With dynamic harmonies and rhythms sprawling over every track, the flaring solos and pensive layering of minds carries an adventurous sense of oneness over the entire Attention Deficit LP. Iman Omari and MNDSGN flip the energy of the album into a futuristic spiral, blending the ethos of modern soul and electronica with the complex nature of Jonah Levine's writing style. Aditya Prakash pushes the sonic identity even further, adding in the deep traditions of Indian Classical music to an already eclectic and otherworldly affair.
Ending the LP, we find the Jonah Levine Collective diving into a technically expansive and emotionally climactic cover of Kendrick Lamar's "For Free." The compositional scope on Attention Deficit travels the world and beyond, putting emphasis on the all encompassing search for knowledge many people from this generation are seeking. As the title suggests, the cosmology of Attention Deficit's music hemispheres shift vastly from piece to piece, showing the totality of the band's spirit in a uniquely amorphous and beautiful light.

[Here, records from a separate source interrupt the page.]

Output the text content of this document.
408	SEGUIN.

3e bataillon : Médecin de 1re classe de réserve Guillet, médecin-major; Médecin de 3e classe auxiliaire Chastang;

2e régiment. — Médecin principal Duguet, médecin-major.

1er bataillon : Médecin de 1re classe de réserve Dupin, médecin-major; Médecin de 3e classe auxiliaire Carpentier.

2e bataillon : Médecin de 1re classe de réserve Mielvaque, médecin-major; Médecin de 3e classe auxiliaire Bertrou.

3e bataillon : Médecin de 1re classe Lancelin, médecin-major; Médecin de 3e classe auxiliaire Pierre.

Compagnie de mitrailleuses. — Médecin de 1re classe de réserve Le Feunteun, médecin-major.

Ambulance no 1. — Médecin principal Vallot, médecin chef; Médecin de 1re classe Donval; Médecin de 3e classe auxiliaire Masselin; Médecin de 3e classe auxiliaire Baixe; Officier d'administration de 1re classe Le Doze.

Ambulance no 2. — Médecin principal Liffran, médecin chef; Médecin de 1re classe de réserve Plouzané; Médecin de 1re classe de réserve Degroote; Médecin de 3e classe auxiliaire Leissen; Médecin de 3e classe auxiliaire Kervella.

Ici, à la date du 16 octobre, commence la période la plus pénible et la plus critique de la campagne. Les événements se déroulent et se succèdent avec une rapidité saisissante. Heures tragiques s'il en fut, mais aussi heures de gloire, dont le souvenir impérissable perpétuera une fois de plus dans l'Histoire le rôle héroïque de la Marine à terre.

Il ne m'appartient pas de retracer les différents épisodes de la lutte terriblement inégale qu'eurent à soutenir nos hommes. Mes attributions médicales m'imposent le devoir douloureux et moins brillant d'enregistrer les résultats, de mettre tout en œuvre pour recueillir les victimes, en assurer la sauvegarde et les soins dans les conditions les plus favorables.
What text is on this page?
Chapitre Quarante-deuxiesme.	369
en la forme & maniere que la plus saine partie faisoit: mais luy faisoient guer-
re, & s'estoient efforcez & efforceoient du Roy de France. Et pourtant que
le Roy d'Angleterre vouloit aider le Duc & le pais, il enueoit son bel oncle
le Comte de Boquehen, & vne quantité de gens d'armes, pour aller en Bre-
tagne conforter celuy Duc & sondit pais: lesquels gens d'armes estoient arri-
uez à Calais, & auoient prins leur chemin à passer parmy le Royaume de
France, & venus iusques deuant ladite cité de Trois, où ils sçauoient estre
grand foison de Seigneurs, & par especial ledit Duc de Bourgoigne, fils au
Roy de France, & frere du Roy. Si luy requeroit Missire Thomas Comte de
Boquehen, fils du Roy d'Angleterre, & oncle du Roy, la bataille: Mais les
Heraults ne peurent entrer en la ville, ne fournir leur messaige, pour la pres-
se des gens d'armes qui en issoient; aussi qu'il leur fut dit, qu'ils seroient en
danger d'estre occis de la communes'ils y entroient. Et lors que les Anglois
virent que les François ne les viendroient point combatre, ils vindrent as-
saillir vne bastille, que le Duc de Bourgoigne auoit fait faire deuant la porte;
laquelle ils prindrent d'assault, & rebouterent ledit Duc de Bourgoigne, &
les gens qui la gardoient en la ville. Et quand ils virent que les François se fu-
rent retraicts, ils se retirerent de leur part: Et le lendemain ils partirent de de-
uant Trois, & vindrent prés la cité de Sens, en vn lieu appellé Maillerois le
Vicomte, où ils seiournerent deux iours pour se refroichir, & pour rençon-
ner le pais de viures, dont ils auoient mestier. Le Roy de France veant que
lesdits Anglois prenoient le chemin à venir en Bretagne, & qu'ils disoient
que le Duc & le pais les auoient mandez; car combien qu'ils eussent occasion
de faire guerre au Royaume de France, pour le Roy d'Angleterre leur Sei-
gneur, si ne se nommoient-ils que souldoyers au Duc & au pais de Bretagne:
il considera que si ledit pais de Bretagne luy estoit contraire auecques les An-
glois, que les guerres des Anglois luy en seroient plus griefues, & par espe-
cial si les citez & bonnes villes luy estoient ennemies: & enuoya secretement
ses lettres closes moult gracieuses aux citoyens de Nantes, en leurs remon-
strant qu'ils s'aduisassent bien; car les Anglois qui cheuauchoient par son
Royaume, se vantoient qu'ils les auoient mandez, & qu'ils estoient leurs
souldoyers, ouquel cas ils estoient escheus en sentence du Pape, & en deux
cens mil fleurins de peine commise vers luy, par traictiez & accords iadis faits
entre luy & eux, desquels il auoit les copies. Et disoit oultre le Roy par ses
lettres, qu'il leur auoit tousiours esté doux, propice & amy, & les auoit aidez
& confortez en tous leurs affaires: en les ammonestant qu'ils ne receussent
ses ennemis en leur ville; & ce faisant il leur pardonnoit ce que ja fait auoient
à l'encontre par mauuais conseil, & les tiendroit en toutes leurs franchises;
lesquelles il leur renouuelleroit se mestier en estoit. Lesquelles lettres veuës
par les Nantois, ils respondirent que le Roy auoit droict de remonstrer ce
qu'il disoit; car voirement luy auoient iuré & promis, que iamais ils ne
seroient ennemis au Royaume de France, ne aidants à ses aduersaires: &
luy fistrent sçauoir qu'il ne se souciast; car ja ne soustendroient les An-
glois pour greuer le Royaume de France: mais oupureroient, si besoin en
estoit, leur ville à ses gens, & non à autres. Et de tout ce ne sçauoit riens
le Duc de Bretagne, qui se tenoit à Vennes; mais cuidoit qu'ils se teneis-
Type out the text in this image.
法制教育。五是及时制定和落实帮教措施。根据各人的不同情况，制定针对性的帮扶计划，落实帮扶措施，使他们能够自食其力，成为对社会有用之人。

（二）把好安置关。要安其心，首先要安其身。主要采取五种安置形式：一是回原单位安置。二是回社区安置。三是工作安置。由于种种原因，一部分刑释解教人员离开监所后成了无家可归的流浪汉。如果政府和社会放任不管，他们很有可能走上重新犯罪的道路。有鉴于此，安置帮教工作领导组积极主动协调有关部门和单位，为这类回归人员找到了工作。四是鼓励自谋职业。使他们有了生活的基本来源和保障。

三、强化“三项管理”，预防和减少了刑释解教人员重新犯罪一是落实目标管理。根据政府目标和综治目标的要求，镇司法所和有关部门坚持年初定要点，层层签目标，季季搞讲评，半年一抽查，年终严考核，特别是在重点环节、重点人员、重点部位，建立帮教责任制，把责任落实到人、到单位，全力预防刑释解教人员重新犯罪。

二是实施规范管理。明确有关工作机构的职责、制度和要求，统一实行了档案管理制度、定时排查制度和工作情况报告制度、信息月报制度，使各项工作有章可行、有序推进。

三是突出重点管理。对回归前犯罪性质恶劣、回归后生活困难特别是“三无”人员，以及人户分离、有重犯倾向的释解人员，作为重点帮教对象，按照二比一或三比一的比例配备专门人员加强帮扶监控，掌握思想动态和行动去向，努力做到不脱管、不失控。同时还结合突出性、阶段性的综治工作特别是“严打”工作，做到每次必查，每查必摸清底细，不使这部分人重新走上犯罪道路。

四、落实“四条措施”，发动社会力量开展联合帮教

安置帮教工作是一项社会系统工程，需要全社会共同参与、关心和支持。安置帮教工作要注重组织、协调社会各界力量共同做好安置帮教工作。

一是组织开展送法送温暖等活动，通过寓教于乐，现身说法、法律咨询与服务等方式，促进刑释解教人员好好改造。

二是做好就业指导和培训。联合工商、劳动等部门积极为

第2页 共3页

Levine's time studying under jazz legends such as Kenny Burrell and James Newton reveals an important road towards the creation and release of Attention Deficit. Time spent with Anderson .Paak before his career shifted towards stardom is another important road. All of Jonah's collaborative access points over the years have been integral elements to the creation of Attention Deficit, including recordings and live stints with Leonard Cohen, The Game, Ed Sheeran, Josef Leimberg, Nx Worries, MNDSGN, Iman Omari, Ryan Leslie, Jeff Parker, Bennie Maupin, Chris "Daddy" Dave, George Watsky and Shafiq Husayn.
All of these voices and more carry influence over Attention Deficit, brought together with a culturally integrated collective that includes Emile Martinez (trumpet, flugelhorn), Josh Johnson (alto saxophone), Owen Clapp (upright & electric bass), Jonathan Pinson (drums) and Kiefer Shackelford (piano).